“Demikian juga kamu, hai suami-suami, hiduplah bijaksana dengan isterimu, sebagai kaum yang lebih lemah! Hormatilah mereka sebagai teman pewaris dari kasih karunia, yaitu kehidupan, supaya doamu jangan terhalang” (1 Petrus 3:7).
Kali ini saya ingin mengajak pembaca kolom “Kabar Baik” ini untuk melihat pada kehidupan rumah tangga kita, khususnya pasangan suami isteri, baik yang sudah lama maupun pasangan yang baru menikah. Sebagian besar dari kita tentunya melangsungkan pernikahan kita dalam peneguhan pernikahan kudus di gereja masing-masing. Namun ada pula yang belum sempat menerima sakramen pernikahan oleh karena pasangan hidup Anda belum percaya; belum menerima Yesus Kristus sebagai Tuhan dan Juruselamat pribadi.
Puji Tuhan, saya sudah mengarungi biduk pernikahan dengan isteri yang sama selama 47 tahun dan TUHAN mengaruniakan tiga anak, tiga menantu dan tujuh cucu; 4 laki-laki dan 3 perempuan. Semuanya karena kasih karunia TUHAN. Tentunya dalam kurun waktu yang cukup lama dan panjang tersebut kami mengalami pasang surut dalam berbagai bentuk, namun dengan pertolonganNya pula satu per satu rintangan kami lalui bersama.

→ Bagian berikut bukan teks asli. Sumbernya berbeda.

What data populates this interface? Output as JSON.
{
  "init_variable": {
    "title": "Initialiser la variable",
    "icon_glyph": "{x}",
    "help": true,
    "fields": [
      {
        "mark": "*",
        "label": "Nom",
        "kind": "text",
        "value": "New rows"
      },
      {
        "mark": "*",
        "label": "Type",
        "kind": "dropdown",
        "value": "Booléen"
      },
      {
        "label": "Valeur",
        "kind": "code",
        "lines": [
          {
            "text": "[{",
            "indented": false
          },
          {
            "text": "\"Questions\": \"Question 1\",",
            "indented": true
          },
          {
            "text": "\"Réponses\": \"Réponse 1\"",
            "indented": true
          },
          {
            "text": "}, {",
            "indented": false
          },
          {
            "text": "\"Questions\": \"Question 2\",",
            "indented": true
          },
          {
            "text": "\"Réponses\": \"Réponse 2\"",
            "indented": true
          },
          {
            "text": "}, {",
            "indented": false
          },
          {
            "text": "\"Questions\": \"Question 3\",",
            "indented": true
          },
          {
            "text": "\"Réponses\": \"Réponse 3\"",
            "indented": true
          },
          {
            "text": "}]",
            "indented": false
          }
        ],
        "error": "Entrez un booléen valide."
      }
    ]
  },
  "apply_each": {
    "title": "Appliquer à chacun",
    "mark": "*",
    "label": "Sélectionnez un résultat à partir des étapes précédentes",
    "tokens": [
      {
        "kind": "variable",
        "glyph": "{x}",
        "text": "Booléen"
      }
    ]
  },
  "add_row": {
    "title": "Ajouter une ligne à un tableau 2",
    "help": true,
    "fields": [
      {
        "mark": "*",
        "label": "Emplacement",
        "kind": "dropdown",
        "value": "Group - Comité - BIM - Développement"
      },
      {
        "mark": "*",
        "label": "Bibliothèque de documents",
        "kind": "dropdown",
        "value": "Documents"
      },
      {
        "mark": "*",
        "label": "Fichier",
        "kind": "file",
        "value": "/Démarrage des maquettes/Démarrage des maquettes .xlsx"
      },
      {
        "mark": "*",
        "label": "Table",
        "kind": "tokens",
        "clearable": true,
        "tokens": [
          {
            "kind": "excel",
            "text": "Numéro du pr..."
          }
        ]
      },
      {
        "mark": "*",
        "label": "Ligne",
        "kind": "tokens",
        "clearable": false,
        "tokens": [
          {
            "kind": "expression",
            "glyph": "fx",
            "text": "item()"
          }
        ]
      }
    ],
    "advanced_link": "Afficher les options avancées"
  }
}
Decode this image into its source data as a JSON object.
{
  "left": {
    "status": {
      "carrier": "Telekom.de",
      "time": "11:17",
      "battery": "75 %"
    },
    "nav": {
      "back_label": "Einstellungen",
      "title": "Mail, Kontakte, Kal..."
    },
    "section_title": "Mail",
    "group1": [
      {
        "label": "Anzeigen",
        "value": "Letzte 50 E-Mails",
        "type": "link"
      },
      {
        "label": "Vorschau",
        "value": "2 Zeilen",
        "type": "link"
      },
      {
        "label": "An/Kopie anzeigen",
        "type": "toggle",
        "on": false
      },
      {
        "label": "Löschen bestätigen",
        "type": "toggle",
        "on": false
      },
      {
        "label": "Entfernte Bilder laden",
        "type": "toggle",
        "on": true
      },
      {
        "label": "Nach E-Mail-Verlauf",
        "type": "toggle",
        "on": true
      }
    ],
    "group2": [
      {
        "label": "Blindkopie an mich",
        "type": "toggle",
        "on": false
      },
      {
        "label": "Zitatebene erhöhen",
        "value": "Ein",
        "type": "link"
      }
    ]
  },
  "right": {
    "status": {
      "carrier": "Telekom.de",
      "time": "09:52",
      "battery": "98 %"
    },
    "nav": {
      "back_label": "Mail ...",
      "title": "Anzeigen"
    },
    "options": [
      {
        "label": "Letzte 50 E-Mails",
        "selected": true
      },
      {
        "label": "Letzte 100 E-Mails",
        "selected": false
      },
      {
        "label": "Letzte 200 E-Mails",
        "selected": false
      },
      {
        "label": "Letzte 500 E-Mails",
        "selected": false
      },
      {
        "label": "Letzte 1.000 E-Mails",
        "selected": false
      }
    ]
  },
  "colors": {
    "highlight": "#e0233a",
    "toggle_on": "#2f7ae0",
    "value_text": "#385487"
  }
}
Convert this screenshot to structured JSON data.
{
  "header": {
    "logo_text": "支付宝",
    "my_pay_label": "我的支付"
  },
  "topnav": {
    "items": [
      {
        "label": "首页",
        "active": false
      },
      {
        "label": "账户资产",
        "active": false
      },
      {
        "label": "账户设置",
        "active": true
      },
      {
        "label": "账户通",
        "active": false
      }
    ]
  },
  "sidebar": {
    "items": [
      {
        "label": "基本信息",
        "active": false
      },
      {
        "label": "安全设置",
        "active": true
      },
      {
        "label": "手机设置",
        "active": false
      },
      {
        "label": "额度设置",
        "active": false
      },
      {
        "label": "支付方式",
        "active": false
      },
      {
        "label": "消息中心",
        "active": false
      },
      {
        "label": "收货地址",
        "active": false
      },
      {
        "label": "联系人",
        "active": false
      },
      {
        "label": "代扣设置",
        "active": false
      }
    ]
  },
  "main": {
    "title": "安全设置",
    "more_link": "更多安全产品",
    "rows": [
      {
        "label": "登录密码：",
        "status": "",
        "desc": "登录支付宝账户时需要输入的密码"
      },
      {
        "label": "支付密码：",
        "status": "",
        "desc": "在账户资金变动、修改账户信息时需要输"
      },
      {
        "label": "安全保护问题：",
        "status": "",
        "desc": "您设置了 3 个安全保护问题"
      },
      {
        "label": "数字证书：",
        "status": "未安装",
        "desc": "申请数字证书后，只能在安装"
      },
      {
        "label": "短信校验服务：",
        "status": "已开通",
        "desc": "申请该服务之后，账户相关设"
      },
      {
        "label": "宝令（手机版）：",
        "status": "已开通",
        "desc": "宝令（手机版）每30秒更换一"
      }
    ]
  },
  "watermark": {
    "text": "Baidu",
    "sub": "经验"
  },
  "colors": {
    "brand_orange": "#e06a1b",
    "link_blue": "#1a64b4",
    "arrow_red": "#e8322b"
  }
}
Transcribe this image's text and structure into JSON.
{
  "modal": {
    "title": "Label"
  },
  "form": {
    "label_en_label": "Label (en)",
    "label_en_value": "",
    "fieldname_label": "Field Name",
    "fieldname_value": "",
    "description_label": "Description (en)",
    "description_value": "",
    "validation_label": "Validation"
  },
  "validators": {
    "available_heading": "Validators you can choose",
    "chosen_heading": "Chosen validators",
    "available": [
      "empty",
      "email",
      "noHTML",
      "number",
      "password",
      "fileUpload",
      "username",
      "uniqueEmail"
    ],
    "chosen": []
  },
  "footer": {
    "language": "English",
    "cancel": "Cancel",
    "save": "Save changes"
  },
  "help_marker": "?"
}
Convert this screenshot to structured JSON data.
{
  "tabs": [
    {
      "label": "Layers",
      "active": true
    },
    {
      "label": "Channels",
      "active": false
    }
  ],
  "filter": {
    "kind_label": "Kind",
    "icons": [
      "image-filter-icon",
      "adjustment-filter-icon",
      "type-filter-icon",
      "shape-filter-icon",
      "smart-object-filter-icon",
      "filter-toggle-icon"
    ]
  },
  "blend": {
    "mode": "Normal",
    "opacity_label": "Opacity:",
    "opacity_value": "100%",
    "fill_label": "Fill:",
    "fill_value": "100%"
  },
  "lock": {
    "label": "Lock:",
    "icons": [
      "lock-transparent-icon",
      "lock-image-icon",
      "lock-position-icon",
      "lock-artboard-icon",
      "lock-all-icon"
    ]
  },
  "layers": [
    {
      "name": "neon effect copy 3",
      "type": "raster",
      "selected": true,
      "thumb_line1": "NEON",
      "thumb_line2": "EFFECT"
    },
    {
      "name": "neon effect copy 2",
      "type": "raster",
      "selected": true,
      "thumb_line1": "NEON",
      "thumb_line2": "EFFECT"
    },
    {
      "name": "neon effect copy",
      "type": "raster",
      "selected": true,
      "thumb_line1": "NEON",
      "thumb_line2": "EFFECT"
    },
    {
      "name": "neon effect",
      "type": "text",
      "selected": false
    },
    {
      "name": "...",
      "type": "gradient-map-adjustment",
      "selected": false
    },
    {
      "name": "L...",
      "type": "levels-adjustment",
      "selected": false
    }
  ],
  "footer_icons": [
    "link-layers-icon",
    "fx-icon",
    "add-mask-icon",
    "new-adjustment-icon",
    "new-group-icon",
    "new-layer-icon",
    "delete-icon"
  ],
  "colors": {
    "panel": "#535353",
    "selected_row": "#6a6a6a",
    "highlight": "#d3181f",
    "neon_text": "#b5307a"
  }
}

Firman Tuhan melalui Rasul Petrus di atas cukup sederhana, jelas dan tegas, mudah dicerna sekalipun tidak serta merta mudah dimengerti. Intinya adalah bahwa sebagai seorang suami harus hidup bijaksana dan menghormati isterinya, menjaga dan melindungi isterinya yang adalah sama-sama pewaris, istilah teman pewaris bisa disalah-mengerti bahwa suami saja yang menjadi pewaris dan isteri hanya sebagai teman. Padahal pengertian yang benar adalah sesama pewaris (joint-heirs) yang tidak terpisah, dua tapi satu, satu tapi dua, bagaikan mata uang dua muka, hanya berlaku jika kedua muka ada dan tidak bercacat.
Dengan kata lain seorang suami harus berlaku bijaksana menyadari kelemahan yang ada pada isterinya, menjadi pelindung yang menjaga dan memperlakukan isterinya dengan baik. Karena isteri pada hakekat jasmaninya lebih lemah dan karenanya memerlukan perlindungan dari suaminya. Jika terjadi sesuatu pada isterinya, maka ia kehilangan warisan. Oleh karena itulah TUHAN menekankan bahwa jika sang suami tidak melakukan tanggungjawabnya, melindungi dan menjaga isterinya dengan bijaksana, maka doanya akan terhalang.
Boleh saja ia berteriak, berpuasa, berdoa berjam-jam bahkan berhari-hari, pakai berbagai bahasa, termasuk bahasa roh, akan tetapi doanya terhalang tidak sampai kepada BAPA hanya berputar-putar di sekitar dirinya. Jika tidak sampai kepada BAPA tidak ada doa yang dikabulkan. Sekarang kita bicara tentang warisan, mengapa, kok, dikatakan sebagai pewaris kasih karunia yakni kehidupan?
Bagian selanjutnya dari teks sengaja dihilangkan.